As the U.S. Environmental Protection Agency (EPA) and Congress continue to consider the path forward for biomass energy policy, both will rely on a substantial body of science to inform their decisions. Ideally they will use the contributions of science to develop a policy that is both scientifically sound and practical to implement.
The robust discussion in the science community on biomass helps illuminate points of agreement among scientists. For example, EPA’s science panel on biogenic carbon emissions, after reviewing the available literature and the views of a variety of science experts, has determined that it is appropriate when measuring net biomass carbon emissions to use changes in forest carbon across broad geographic scales over a 100 year timeframe and to consider the impact of markets that stimulate forest investment, replanting and retention. These findings are consistent with the conclusions of leading forestry scientists around the country, as stated in a March 21 letter to the science panel. Such agreement informs good policy.
To their credit, the scientists coalescing around these and other similar science fundamentals recognize that their conclusions can support a variety of policy approaches. Consistent with established norms they are careful to advocate science without advocating any specific policy approach.

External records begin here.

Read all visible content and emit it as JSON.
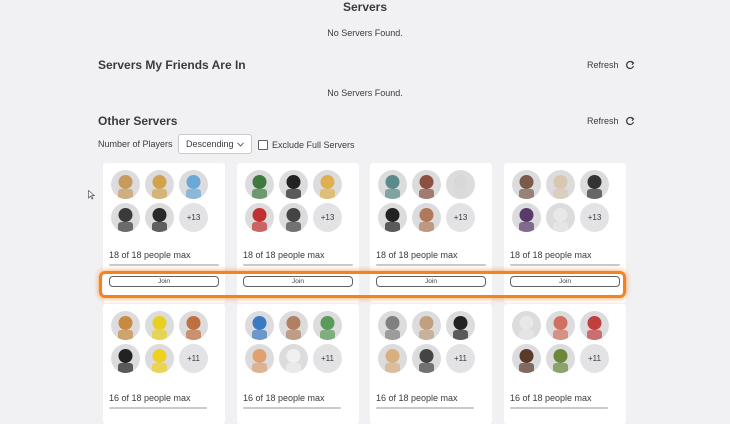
{
  "page": {
    "servers_title": "Servers",
    "servers_empty": "No Servers Found.",
    "friends_title": "Servers My Friends Are In",
    "friends_refresh": "Refresh",
    "friends_empty": "No Servers Found.",
    "other_title": "Other Servers",
    "other_refresh": "Refresh",
    "filter_label": "Number of Players",
    "sort_value": "Descending",
    "exclude_label": "Exclude Full Servers"
  },
  "colors": {
    "highlight": "#f58220",
    "card_bg": "#ffffff",
    "page_bg": "#f1f1f3"
  },
  "server_cards": [
    {
      "people": "18 of 18 people max",
      "more": "+13",
      "join": "Join",
      "fill": 1.0
    },
    {
      "people": "18 of 18 people max",
      "more": "+13",
      "join": "Join",
      "fill": 1.0
    },
    {
      "people": "18 of 18 people max",
      "more": "+13",
      "join": "Join",
      "fill": 1.0
    },
    {
      "people": "18 of 18 people max",
      "more": "+13",
      "join": "Join",
      "fill": 1.0
    },
    {
      "people": "16 of 18 people max",
      "more": "+11",
      "fill": 0.89
    },
    {
      "people": "16 of 18 people max",
      "more": "+11",
      "fill": 0.89
    },
    {
      "people": "16 of 18 people max",
      "more": "+11",
      "fill": 0.89
    },
    {
      "people": "16 of 18 people max",
      "more": "+11",
      "fill": 0.89
    }
  ]
}
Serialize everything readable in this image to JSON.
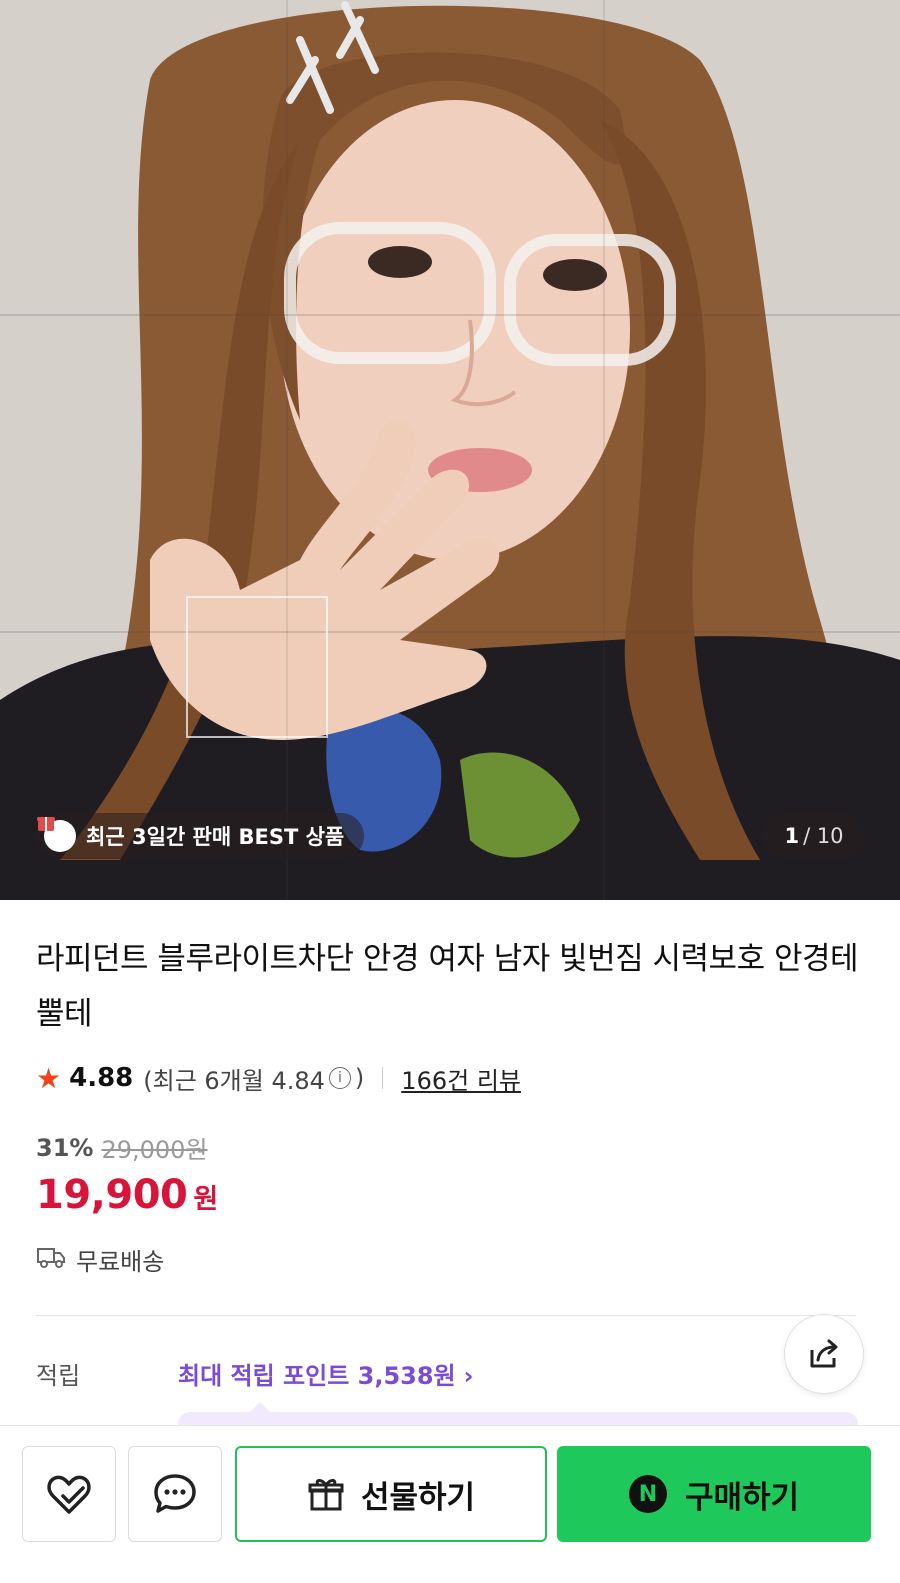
{
  "gallery": {
    "badge_text": "최근 3일간 판매 BEST 상품",
    "current_index": "1",
    "total": "/ 10"
  },
  "product": {
    "title": "라피던트 블루라이트차단 안경 여자 남자 빛번짐 시력보호 안경테 뿔테",
    "rating": "4.88",
    "recent_rating_prefix": "(최근 6개월 4.84",
    "recent_rating_suffix": ")",
    "review_count": "166건 리뷰",
    "discount_rate": "31%",
    "original_price": "29,000원",
    "price": "19,900",
    "currency": "원",
    "shipping": "무료배송"
  },
  "points": {
    "label": "적립",
    "value": "최대 적립 포인트 3,538원",
    "chevron": "›"
  },
  "actions": {
    "gift_label": "선물하기",
    "buy_label": "구매하기",
    "npay_mark": "N"
  },
  "colors": {
    "price_red": "#d8143a",
    "star": "#f4421d",
    "point_purple": "#7a4cd6",
    "buy_green": "#1ec85a"
  },
  "icons": {
    "wishlist": "heart-check-icon",
    "chat": "chat-bubble-icon",
    "share": "share-icon",
    "shipping": "truck-icon",
    "gift": "gift-icon"
  }
}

Unfortunately, however, some organizations engaged on biomass blur the line between science and advocacy, presenting advocacy positions as though they were science conclusions. These include suggesting as scientific fact that biomass is worse for the climate than coal, or that new markets for biomass threaten forest destruction in the U.S. rather than promoting forest retention and growth. Such positions confuse rather than inform policy makers.

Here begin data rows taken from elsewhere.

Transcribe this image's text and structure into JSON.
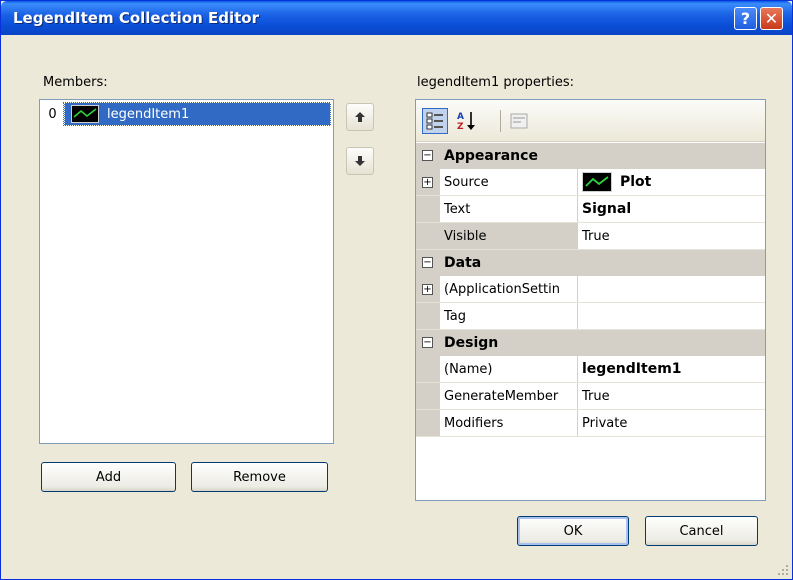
{
  "window": {
    "title": "LegendItem Collection Editor",
    "help_glyph": "?",
    "close_glyph": "✕"
  },
  "members": {
    "label": "Members:",
    "items": [
      {
        "index": "0",
        "label": "legendItem1",
        "icon": "plot-icon"
      }
    ]
  },
  "buttons": {
    "add": "Add",
    "remove": "Remove",
    "ok": "OK",
    "cancel": "Cancel",
    "move_up_icon": "arrow-up-icon",
    "move_down_icon": "arrow-down-icon"
  },
  "properties": {
    "label": "legendItem1 properties:",
    "toolbar": [
      "categorized-icon",
      "alphabetical-icon",
      "property-pages-icon"
    ],
    "categories": [
      {
        "name": "Appearance",
        "rows": [
          {
            "name": "Source",
            "value": "Plot",
            "expandable": true,
            "bold": true,
            "icon": "plot-icon"
          },
          {
            "name": "Text",
            "value": "Signal",
            "expandable": false,
            "bold": true
          },
          {
            "name": "Visible",
            "value": "True",
            "expandable": false,
            "bold": false,
            "selected": true
          }
        ]
      },
      {
        "name": "Data",
        "rows": [
          {
            "name": "(ApplicationSettin",
            "value": "",
            "expandable": true,
            "bold": false
          },
          {
            "name": "Tag",
            "value": "",
            "expandable": false,
            "bold": false
          }
        ]
      },
      {
        "name": "Design",
        "rows": [
          {
            "name": "(Name)",
            "value": "legendItem1",
            "expandable": false,
            "bold": true
          },
          {
            "name": "GenerateMember",
            "value": "True",
            "expandable": false,
            "bold": false
          },
          {
            "name": "Modifiers",
            "value": "Private",
            "expandable": false,
            "bold": false
          }
        ]
      }
    ]
  },
  "colors": {
    "selection": "#316ac5",
    "titlebar": "#0a4fd8",
    "dialog_bg": "#ece9d8"
  }
}
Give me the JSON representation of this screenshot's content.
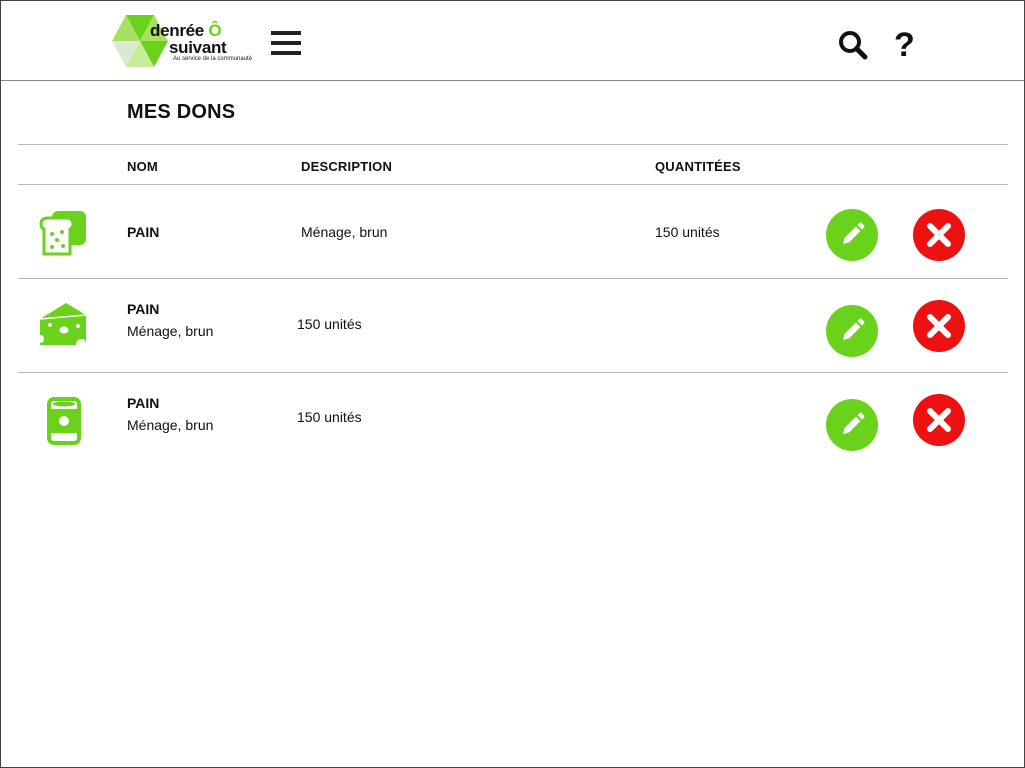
{
  "header": {
    "logo": {
      "line1_pre": "denrée",
      "line1_o": "Ô",
      "line2": "suivant",
      "tagline": "Au service de la communauté"
    },
    "icons": [
      "menu-icon",
      "search-icon",
      "help-icon"
    ],
    "help_label": "?"
  },
  "page": {
    "title": "MES DONS"
  },
  "table": {
    "columns": [
      "NOM",
      "DESCRIPTION",
      "QUANTITÉES"
    ],
    "rows": [
      {
        "icon": "bread-icon",
        "name": "PAIN",
        "description": "Ménage, brun",
        "quantity": "150 unités"
      },
      {
        "icon": "cheese-icon",
        "name": "PAIN",
        "description": "Ménage, brun",
        "quantity": "150 unités"
      },
      {
        "icon": "can-icon",
        "name": "PAIN",
        "description": "Ménage, brun",
        "quantity": "150 unités"
      }
    ]
  },
  "colors": {
    "accent_green": "#6bd21c",
    "delete_red": "#ee1111",
    "text": "#111111"
  }
}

Take, for example, the argument that biomass utilization threatens the sustainability of forests. A common claim, framed in terms of science, is that biomass markets – particularly those in Europe using biomass from the southern United States – lead to unsustainable overharvesting and forest destruction, particularly in hardwood forests. Yet, harvest data show that the annual amount of biomass removed from southern forests for this purpose is less than one tenth of one percent of the total forest inventory. The hardwood portion totals about six-one hundredths of one percent of the total hardwood inventory. Future demand projections suggest that the total amount of biomass removed from the south to supply Europe could rise to as much as three tenths of one percent of the total inventory. Forest destruction? The data simply don’t support the claim or any effort to lend it scientific credibility. The argument also goes against historical fact—that strong markets support forest retention.
Fortunately, most policy makers in Congress and the Administration recognize the clear boundaries between science and advocacy and continue to rely on the objective views of the science community to inform their thinking. Likewise, the large majority of scientists avoid crossing the advocacy line to preserve the objectivity of their work.
Policy makers are well advised to beware of advocacy posing as science, particularly with regard to biomass energy. Respecting the line between science and advocacy will perpetuate good science and foster a practical policy for biomass that will be good for our forests and our country.